Buscadora de vidas
Cuando se habla de periodismo y literatura, suele ponerse el foco en lo que el primero tiene o puede tener de literario, como escuela de narradores o como ejercicio híbrido en el que los hechos son susceptibles de combinarse con altas dosis de subjetividad. Se insiste menos en lo que muchas obras literarias deben al periodismo, y en especial a la crónica, como sustento de una poética narrativa que en ciertos casos puede llegar a constituir un estilo por sí mismo. La obra de Elena Poniatowska, premio Cervantes 2013, no se reduce solo a su faceta testimonial, pero está claro que en ella ha conseguido algunos de sus mayores logros y por otra parte no hay libro de la escritora mexicana que no refleje, con una mirada siempre incisiva y en el mejor de los sentidos comprometida, los escenarios de la realidad.

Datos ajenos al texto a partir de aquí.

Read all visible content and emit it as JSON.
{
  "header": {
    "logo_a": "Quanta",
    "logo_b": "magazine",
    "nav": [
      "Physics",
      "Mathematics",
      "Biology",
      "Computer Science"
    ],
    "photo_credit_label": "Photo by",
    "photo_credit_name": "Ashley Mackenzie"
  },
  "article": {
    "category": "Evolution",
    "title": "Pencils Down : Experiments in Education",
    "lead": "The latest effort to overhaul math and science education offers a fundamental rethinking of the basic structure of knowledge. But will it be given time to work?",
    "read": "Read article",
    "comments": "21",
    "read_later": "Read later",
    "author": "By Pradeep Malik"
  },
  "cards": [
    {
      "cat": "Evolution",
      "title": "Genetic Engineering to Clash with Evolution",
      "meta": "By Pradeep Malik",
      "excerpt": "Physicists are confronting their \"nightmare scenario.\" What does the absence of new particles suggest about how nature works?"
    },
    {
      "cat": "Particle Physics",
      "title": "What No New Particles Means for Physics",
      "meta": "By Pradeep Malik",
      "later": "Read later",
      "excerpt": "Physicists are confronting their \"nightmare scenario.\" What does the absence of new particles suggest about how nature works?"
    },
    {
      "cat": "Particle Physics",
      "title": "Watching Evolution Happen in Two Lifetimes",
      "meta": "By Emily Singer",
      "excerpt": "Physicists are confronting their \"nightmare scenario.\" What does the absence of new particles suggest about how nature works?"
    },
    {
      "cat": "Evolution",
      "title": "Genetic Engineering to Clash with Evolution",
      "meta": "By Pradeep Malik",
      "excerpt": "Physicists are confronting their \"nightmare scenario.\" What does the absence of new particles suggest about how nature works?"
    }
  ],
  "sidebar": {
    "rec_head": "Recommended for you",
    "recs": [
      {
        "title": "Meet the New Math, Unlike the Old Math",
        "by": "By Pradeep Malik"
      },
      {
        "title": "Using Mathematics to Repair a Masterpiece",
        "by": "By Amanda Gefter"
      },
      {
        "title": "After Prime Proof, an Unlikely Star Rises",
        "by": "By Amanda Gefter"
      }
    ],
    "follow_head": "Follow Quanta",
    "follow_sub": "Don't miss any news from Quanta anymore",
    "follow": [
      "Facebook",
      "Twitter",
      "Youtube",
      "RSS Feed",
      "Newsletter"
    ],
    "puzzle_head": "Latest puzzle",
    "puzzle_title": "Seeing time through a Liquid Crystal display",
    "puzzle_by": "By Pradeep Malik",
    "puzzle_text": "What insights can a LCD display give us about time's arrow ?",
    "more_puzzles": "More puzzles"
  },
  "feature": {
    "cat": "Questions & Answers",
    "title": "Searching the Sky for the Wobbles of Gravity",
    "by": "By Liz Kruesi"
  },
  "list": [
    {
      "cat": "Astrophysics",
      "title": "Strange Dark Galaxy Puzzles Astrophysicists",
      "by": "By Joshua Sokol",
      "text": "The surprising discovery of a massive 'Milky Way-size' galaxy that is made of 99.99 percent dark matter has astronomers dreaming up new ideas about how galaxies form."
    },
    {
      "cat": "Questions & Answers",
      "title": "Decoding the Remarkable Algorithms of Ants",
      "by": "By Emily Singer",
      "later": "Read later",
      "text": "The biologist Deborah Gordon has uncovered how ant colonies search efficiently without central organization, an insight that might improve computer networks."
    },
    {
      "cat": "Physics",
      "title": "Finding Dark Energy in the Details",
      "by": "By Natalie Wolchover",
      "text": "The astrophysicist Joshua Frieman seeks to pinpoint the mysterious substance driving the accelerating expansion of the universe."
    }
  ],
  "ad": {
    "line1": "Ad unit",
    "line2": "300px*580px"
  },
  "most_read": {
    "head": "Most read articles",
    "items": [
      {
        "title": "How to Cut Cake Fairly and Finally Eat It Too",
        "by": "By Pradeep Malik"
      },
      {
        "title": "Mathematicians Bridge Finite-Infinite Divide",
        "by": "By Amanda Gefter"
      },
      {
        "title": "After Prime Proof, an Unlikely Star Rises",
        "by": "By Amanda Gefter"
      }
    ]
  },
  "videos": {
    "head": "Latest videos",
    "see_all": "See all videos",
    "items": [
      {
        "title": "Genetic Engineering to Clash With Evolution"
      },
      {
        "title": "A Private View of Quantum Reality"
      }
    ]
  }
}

En relación con el compromiso, abundan las proclamas vacuas o los gestos de cara a la galería, pero Poniatowska no ha atendido tanto a las ideologías abstractas como a las circunstancias concretas de la gente corriente. Lo resalta Jordi Soler cuando señala la empatía de la autora con los olvidados o los desposeídos, con las zonas oscuras de la sociedad mexicana que sus novelas o reportajes contribuyeron a iluminar de manera decisiva, de acuerdo con una sensibilidad que ha cuestionado asimismo, aunque sin alardes, el papel tradicional de las mujeres. Soler ha trazado la cartografía literaria del mundo de Poniatowska y a continuación ella misma, en conversación con Carlos Rubio, repasa los principales hitos de su trayectoria, desde los orígenes familiares y la llegada a México —su primera lengua fue el francés— hasta estos días en los que prepara el discurso del Cervantes, pasando por sus inicios en el periodismo, los sucesivos libros que fueron asentando su prestigio, las circunstancias que rodearon su publicación y el tardío reconocimiento internacional de la mano de los premios Alfaguara y Biblioteca Breve.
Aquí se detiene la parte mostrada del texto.